Am 13. Juni wird es endlich so weit sein: Der Phuket International Airport, der zweitbusiest Flughafen in Thailand nach dem Suvarnabhumi International Airport in Bangkok, führt automatisierte Passkontrollschranken ein. Diese Maßnahme soll ein Lichtblick für Reisende sein, die sich oft mit langen Warteschlangen an den Einwanderungskontrollen herumschlagen mussten. Die Beschwerden darüber haben sich in sozialen Medien gehäuft, und es gab sogar Vorwürfe über Bestechung für eine schnellere Abfertigung. Um diesen Missständen entgegenzuwirken, haben die Behörden eine Untersuchung zu den Bestechungsvorwürfen angeordnet und wollen mit dieser Umstellung den Passagierfluss verbessern. Die Hintergründe sind nicht zu ignorieren: Zwischen Januar und April 2023 verzeichnete Phuket beeindruckende 4,9 Millionen Besucher, darunter 3,5 Millionen aus dem Ausland. Tja, da kann man sich schon mal vorstellen, wie eng es da werden kann!
Die stellvertretende Regierungssprecherin Ploytalay Laksameesaengchan hat am 3. Juni betont, dass die Regierung die zuständigen Behörden angewiesen hat, die Staus am Einwanderungspunkt des Flughafens zu beheben. Die neuen automatisierten Ausreisepasskontrolltoren werden dazu beitragen, die Wartezeiten an der Einwanderungskontrolle erheblich zu verkürzen. Reisende, die einen berechtigten e-Pass haben, können diese neuen Tore nutzen – ein Schritt in die richtige Richtung, wenn man bedenkt, dass die Einwanderungsdienste am Flughafen zunehmend internationalen Standards angepasst werden sollen. Der Flughafen hat bereits einige Maßnahmen zur Verbesserung der Menschenmengenverwaltung und eine bessere Flugplanung während der Hauptreisezeiten ergriffen.

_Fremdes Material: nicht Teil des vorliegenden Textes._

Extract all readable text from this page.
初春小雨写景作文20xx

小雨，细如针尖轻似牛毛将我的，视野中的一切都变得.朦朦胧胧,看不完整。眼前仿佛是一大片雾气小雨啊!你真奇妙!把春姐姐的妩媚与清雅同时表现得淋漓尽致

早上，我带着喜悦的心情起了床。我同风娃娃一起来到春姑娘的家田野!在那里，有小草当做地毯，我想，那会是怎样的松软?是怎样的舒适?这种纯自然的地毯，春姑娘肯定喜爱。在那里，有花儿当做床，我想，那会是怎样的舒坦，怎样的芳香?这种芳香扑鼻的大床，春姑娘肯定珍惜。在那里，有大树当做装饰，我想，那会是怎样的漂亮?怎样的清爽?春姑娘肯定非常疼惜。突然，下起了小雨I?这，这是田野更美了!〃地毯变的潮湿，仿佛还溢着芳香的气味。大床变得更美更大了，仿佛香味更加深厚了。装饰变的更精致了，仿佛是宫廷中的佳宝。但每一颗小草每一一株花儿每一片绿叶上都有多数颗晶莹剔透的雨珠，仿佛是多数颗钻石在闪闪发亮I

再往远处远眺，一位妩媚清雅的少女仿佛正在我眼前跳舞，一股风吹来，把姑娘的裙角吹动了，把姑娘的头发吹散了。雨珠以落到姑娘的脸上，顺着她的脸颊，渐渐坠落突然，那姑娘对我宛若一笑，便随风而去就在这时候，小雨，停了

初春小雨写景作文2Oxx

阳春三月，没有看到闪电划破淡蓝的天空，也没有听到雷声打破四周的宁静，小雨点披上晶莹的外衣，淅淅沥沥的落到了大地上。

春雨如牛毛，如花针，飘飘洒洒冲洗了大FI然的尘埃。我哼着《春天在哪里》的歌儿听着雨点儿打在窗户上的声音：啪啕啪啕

Tests und Zusammenarbeit mit den Behörden
Am 2. Juni hatten Flughafenleiter Monchai Tanode und sein Team die Gelegenheit, einen Test des automatischen Grenzkontrollsystems im Bereich der internationalen Abflugpasskontrolle zu beobachten. Man kann sich vorstellen, wie aufgeregt die Reisenden waren, als sie die neuen Technologien in Aktion sahen! Mitarbeiter des Flughafens sind auch damit beschäftigt, eng mit den Einwanderungsbeamten zusammenzuarbeiten, um die Passagiere durch das neue System zu leiten. Das alles geschieht natürlich, um sicherzustellen, dass die Einwanderungsdienste effizient arbeiten und den Reisenden ein möglichst stressfreies Erlebnis bieten. Wer kennt das nicht: Man will einfach nur schnell weiter, und dann stehst du stundenlang in der Schlange!
Interessanterweise wurde die Behauptung über eine kostenpflichtige „Schnellspur“ am Flughafen Phuket von der Einwanderungspolizei zurückgewiesen. Die Verzögerungen bei der Einwanderung seien vielmehr auf eine vorübergehende Systemverlangsamung während eines besonders geschäftigen Zeitraums zurückzuführen. So viel zum Thema „Schnellspur für 200 Baht“ – die Polizei hat klargestellt, dass es diese nicht gibt. Ehrlich gesagt, das klingt für mich nach einer Erleichterung. Wer will schon zusätzliche Gebühren zahlen, nur um schneller durchzukommen?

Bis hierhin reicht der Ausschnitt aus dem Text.